AU NOM DE DIEU LE CLEMENT, LE MISERICORDIEUX
LOUANGE AU SEIGNEUR DES MONDES QUI EST LE MEILLLEUR TEMOIN !
QU’ALLAH ACCORDE UN SALUT SANS FIN A L’ARCHETYPE DE L’HUMANITE ; LE PROPHETE MOHAMMAD, (SWS) AINSI QU’A SA FAMILLE ET SES COMPAGNONS HONORABLES. Qu’HONNEUR SOIT A PERRENITE A TRAVERS LE MAGAL SUR CELUI QUI EST SON SERVITEUR INEGALABLE ; CHEIKH AHMADOU BAMBA AL MBACKIYOU.
Chers talibés,
De prime abord, remercions le Seigneur qui nous a permis de participer encore une fois à cette action de grâce. Voila un Magal bien particulier, car il commémore les 100 ans d’appel pour une célébration. Nul doute alors que dans ce qui est caché, sa valeur est incommensurable. Je félicite derechef les talibés mourides d’ici et d’ailleurs qui n’ont ménagé aucun effort pour la réussite de l’évènement. Mais il ne peut qu’en être ainsi car l’homme du Magal était le seul à se constituer otage lorsqu’il s’agissait de porter ce lourd fardeau permettant de sauver son peuple de la géhenne. Au demeurant, la question qui mérite de se poser quotidiennement est de savoir ce que nous serions devenus si cet homme aux habits de blanc immaculé ne s’était pas dressé pour hisser Haut le drapeau de l’Islam dans les eaux troubles de la colonisation en son projet d’acculturation ?

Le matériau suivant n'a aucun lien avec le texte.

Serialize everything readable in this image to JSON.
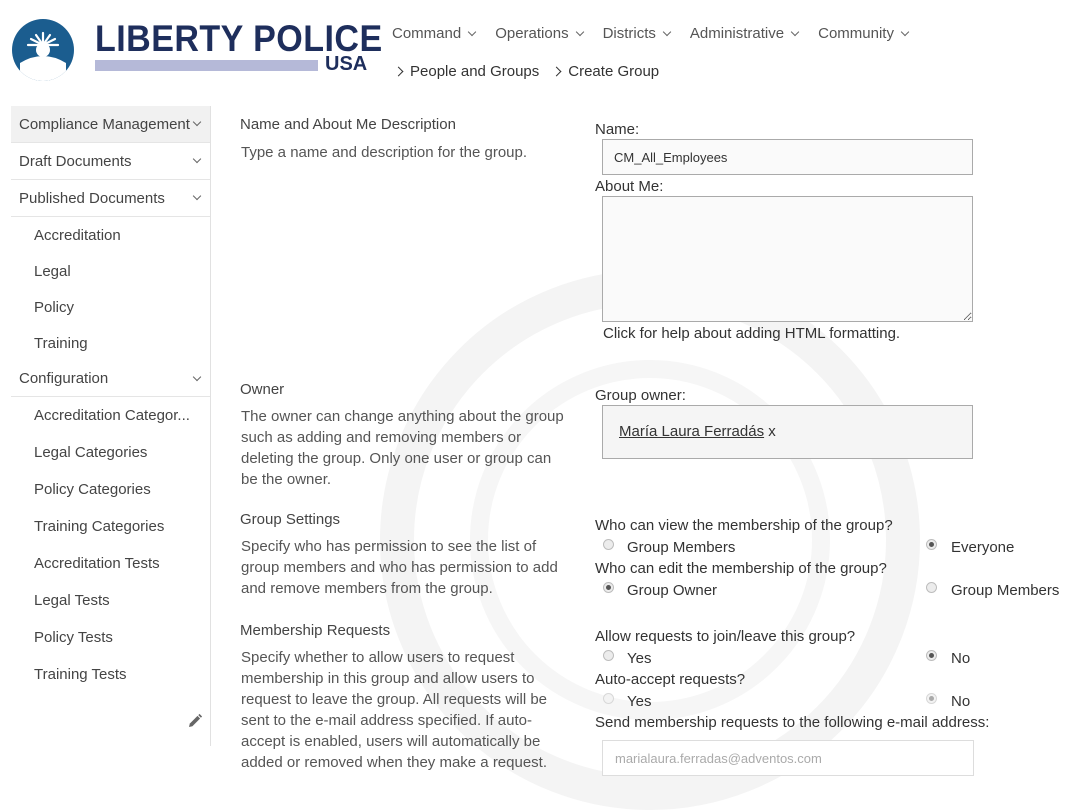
{
  "header": {
    "brand_title": "LIBERTY POLICE",
    "brand_sub": "USA",
    "nav": [
      {
        "label": "Command"
      },
      {
        "label": "Operations"
      },
      {
        "label": "Districts"
      },
      {
        "label": "Administrative"
      },
      {
        "label": "Community"
      }
    ],
    "breadcrumb": [
      {
        "label": "People and Groups"
      },
      {
        "label": "Create Group"
      }
    ]
  },
  "sidebar": {
    "compliance": "Compliance Management",
    "draft": "Draft Documents",
    "published": "Published Documents",
    "published_items": [
      {
        "label": "Accreditation"
      },
      {
        "label": "Legal"
      },
      {
        "label": "Policy"
      },
      {
        "label": "Training"
      }
    ],
    "configuration": "Configuration",
    "config_items": [
      {
        "label": "Accreditation Categor..."
      },
      {
        "label": "Legal Categories"
      },
      {
        "label": "Policy Categories"
      },
      {
        "label": "Training Categories"
      },
      {
        "label": "Accreditation Tests"
      },
      {
        "label": "Legal Tests"
      },
      {
        "label": "Policy Tests"
      },
      {
        "label": "Training Tests"
      }
    ]
  },
  "sections": {
    "name": {
      "title": "Name and About Me Description",
      "desc": "Type a name and description for the group."
    },
    "owner": {
      "title": "Owner",
      "desc": "The owner can change anything about the group such as adding and removing members or deleting the group. Only one user or group can be the owner."
    },
    "settings": {
      "title": "Group Settings",
      "desc": "Specify who has permission to see the list of group members and who has permission to add and remove members from the group."
    },
    "requests": {
      "title": "Membership Requests",
      "desc": "Specify whether to allow users to request membership in this group and allow users to request to leave the group. All requests will be sent to the e-mail address specified. If auto-accept is enabled, users will automatically be added or removed when they make a request."
    }
  },
  "form": {
    "name_label": "Name:",
    "name_value": "CM_All_Employees",
    "about_label": "About Me:",
    "about_value": "",
    "help_link": "Click for help about adding HTML formatting.",
    "owner_label": "Group owner:",
    "owner_value": "María Laura Ferradás",
    "owner_remove": "x",
    "view_question": "Who can view the membership of the group?",
    "view_options": [
      "Group Members",
      "Everyone"
    ],
    "view_selected": "Everyone",
    "edit_question": "Who can edit the membership of the group?",
    "edit_options": [
      "Group Owner",
      "Group Members"
    ],
    "edit_selected": "Group Owner",
    "join_question": "Allow requests to join/leave this group?",
    "join_options": [
      "Yes",
      "No"
    ],
    "join_selected": "No",
    "auto_question": "Auto-accept requests?",
    "auto_options": [
      "Yes",
      "No"
    ],
    "auto_selected": "No",
    "email_label": "Send membership requests to the following e-mail address:",
    "email_value": "marialaura.ferradas@adventos.com"
  },
  "colors": {
    "brand_navy": "#1e2e5c",
    "logo_blue": "#1b5d8f",
    "brand_bar": "#b5b9d8"
  },
  "icons": {
    "logo": "statue-of-liberty-logo",
    "chevron": "chevron-down-icon",
    "breadcrumb": "chevron-right-icon",
    "edit": "pencil-icon"
  }
}
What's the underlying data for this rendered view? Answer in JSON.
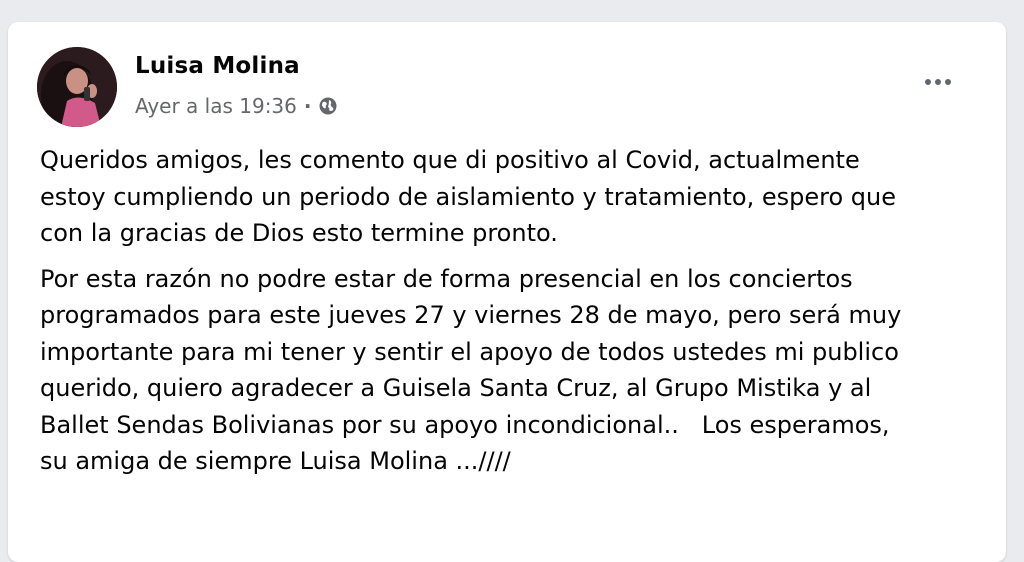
{
  "post": {
    "author": "Luisa Molina",
    "timestamp": "Ayer a las 19:36",
    "separator": "·",
    "privacy_icon": "globe-icon",
    "more_icon": "more-options-icon",
    "paragraph1": [
      "Queridos amigos, les comento que di positivo al Covid, actualmente",
      "estoy cumpliendo un periodo de aislamiento y tratamiento, espero que",
      "con la gracias de Dios esto termine pronto."
    ],
    "paragraph2": [
      "Por esta razón no podre estar de forma presencial en los conciertos",
      "programados para este jueves 27 y viernes 28 de mayo, pero será muy",
      "importante para mi tener y sentir el apoyo de todos ustedes mi publico",
      "querido, quiero agradecer a Guisela Santa Cruz, al Grupo Mistika y al",
      "Ballet Sendas Bolivianas por su apoyo incondicional..   Los esperamos,",
      "su amiga de siempre Luisa Molina ...////"
    ]
  },
  "colors": {
    "background": "#e9ebee",
    "card": "#ffffff",
    "text": "#050505",
    "meta_text": "#65676b"
  }
}
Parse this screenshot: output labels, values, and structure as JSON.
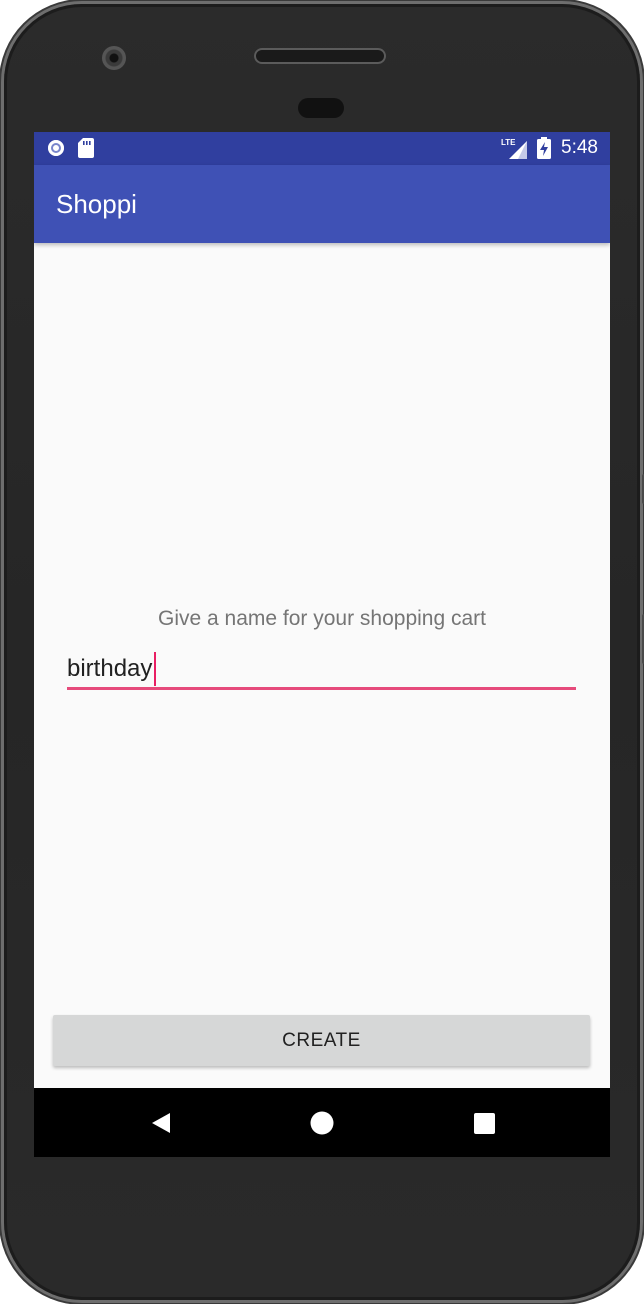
{
  "status_bar": {
    "network_label": "LTE",
    "time": "5:48"
  },
  "app_bar": {
    "title": "Shoppi"
  },
  "form": {
    "prompt": "Give a name for your shopping cart",
    "cart_name_value": "birthday"
  },
  "actions": {
    "create_label": "CREATE"
  },
  "nav_bar": {
    "icons": [
      "back-icon",
      "home-icon",
      "recents-icon"
    ]
  },
  "colors": {
    "status_bar": "#303f9f",
    "app_bar": "#3f51b5",
    "accent": "#e91e63",
    "background": "#fafafa",
    "button": "#d6d7d7"
  }
}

Par ce 18 Safar, Cheikh Ahmadou Bamba a fini d’écrire les plus belles pages d’histoire de l’odyssée d’un esclave exalté du Seigneur qui se suffit à Lui ; ou de celle de la servitude de l’archétype de l’humanité jusqu’à la consécration avec le grade de “Khadimou Rassoul” ; ou encore de la singularité du Djahadoul Nafs comme moyen incontestable pour accéder à l’enceinte scellée de Dieu. Ainsi, les titres du Maître sont nombreux mais dénotent tous d’un caractère commun : la constance dans l’effort.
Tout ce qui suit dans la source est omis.